How happy you are may depend on how happy your friends’ friends’ friends are, even if you don’t know them at all.
And a cheery next-door neighbor has more effect on your happiness than your spouse’s mood.
So says a new study that followed a large group of people for 20 years — happiness is more contagious than previously thought.
“Your happiness depends not just on your choices and actions, but also on the choices and actions of people you don’t even know who are one, two and three degrees removed from you,” said Dr. Nicholas A. Christakis, a physician and social scientist at Harvard Medical School and an author of the study, to be published Friday in BMJ, a British journal. “There’s kind of an emotional quiet riot that occurs and takes on a life of its own, that people themselves may be unaware of. Emotions have a collective existence — they are not just an individual phenomenon.”
In fact, said his co-author, James H. Fowler, an associate professor of political science at University of California, San Diego, their research found that “if your friend’s friend’s friend becomes happy, that has a bigger impact on you being happy than putting an extra $5,000 in your pocket.”
The researchers analyzed information on the happiness of 4,739 people and their connections with several thousand others — spouses, relatives, close friends, neighbors and co-workers — from 1983 to 2003.
“It’s extremely important and interesting work,” said Daniel Kahneman, an emeritus psychologist and Nobel laureate at Princeton, who was not involved in the study. Several social scientists and economists praised the data and analysis, but raised possible limitations.
Steven Durlauf, an economist at the University of Wisconsin, Madison, questioned whether the study proved that people became happy because of their social contacts or some unrelated reason.
Dr. Kahneman said unless the findings were replicated, he could not accept that a spouse’s happiness had less impact than a next-door neighbor. Dr. Christakis believes that indicates that people take emotional cues from their own gender.
A study also to be published Friday in BMJ, by Ethan Cohen-Cole, an economist at the Federal Reserve Bank of Boston, and Jason M. Fletcher, an assistant professor at the Yale School of Public Health, criticizes the methodology of the Christakis-Fowler team, saying that it is possible to find what look like social contagion effects with conditions like acne, headaches and height, but that contagion effects go away when researchers factor in environmental factors that friends or neighbors have in common.
“Researchers should be cautious in attributing correlations in health outcomes of close friends to social network effects,” the authors say.
An accompanying BMJ editorial about the two studies called the Christakis-Fowler study “groundbreaking,” but said “future work is needed to verify the presence and strength of these associations.”
The team previously published studies concluding that obesity and quitting smoking are socially contagious.
But the happiness study, financed by the National Institute on Aging, is unusual in several ways. Happiness would seem to be “the epitome of an individualistic state,” said John T. Cacioppo, director of the University of Chicago’s Center for Cognitive and Social Neuroscience, who was not involved in the study.
And what about schadenfreude - pleasure in someone's misery - or good old-fashioned envy when a friend lands a promotion or wins the marathon? “There may be some people who become unhappy when their friends become happy, but we found that more people become happy over all,” Dr. Christakis said.
Professor Cacioppo said that suggested that unconscious signals of well-being packed more zing than conscious feelings of resentment. “I might be jealous of the fact that they won the lottery, but they’re in such a good mood that I walk away feeling happier without even being aware that they were the site for my happiness,” he said.

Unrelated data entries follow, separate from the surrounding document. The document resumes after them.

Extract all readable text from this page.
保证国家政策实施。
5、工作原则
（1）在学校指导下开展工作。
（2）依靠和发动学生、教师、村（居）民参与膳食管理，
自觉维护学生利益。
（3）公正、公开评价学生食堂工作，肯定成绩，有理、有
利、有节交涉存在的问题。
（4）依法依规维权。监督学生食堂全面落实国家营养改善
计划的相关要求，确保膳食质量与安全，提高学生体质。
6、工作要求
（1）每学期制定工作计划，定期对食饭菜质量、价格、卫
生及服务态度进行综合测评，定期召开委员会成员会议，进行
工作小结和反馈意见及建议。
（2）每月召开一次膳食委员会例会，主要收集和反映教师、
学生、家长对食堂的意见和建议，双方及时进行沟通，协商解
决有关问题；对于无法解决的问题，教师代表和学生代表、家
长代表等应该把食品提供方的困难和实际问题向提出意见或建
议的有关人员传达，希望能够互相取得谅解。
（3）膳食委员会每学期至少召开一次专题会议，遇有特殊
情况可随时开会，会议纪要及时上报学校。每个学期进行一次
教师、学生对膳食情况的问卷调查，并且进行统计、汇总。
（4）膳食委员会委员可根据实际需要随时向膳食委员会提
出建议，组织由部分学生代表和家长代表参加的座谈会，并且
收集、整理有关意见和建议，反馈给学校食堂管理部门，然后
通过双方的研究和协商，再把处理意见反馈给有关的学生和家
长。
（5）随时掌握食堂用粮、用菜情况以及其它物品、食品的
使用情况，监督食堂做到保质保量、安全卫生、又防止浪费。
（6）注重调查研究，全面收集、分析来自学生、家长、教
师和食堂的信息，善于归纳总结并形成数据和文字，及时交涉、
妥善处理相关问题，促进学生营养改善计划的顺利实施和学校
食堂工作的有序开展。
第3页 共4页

The subtle transmission of emotion may explain other findings, too. In the obesity and smoking cessation studies, friends were influential even if they lived far away. But the effect on happiness was much greater from friends, siblings or neighbors who lived nearby.
A next-door neighbor’s joy increased one’s chance of being happy by 34 percent, but a neighbor down the block had no effect. A friend living half a mile away was good for a 42 percent bounce, but the effect was almost half that for a friend two miles away. A friend in a different community altogether can win an Oscar without making you feel better.
“You have to see them and be in physical and temporal proximity,” Dr. Christakis said.
Hmmmmmmmmm???? Now what cha think about this??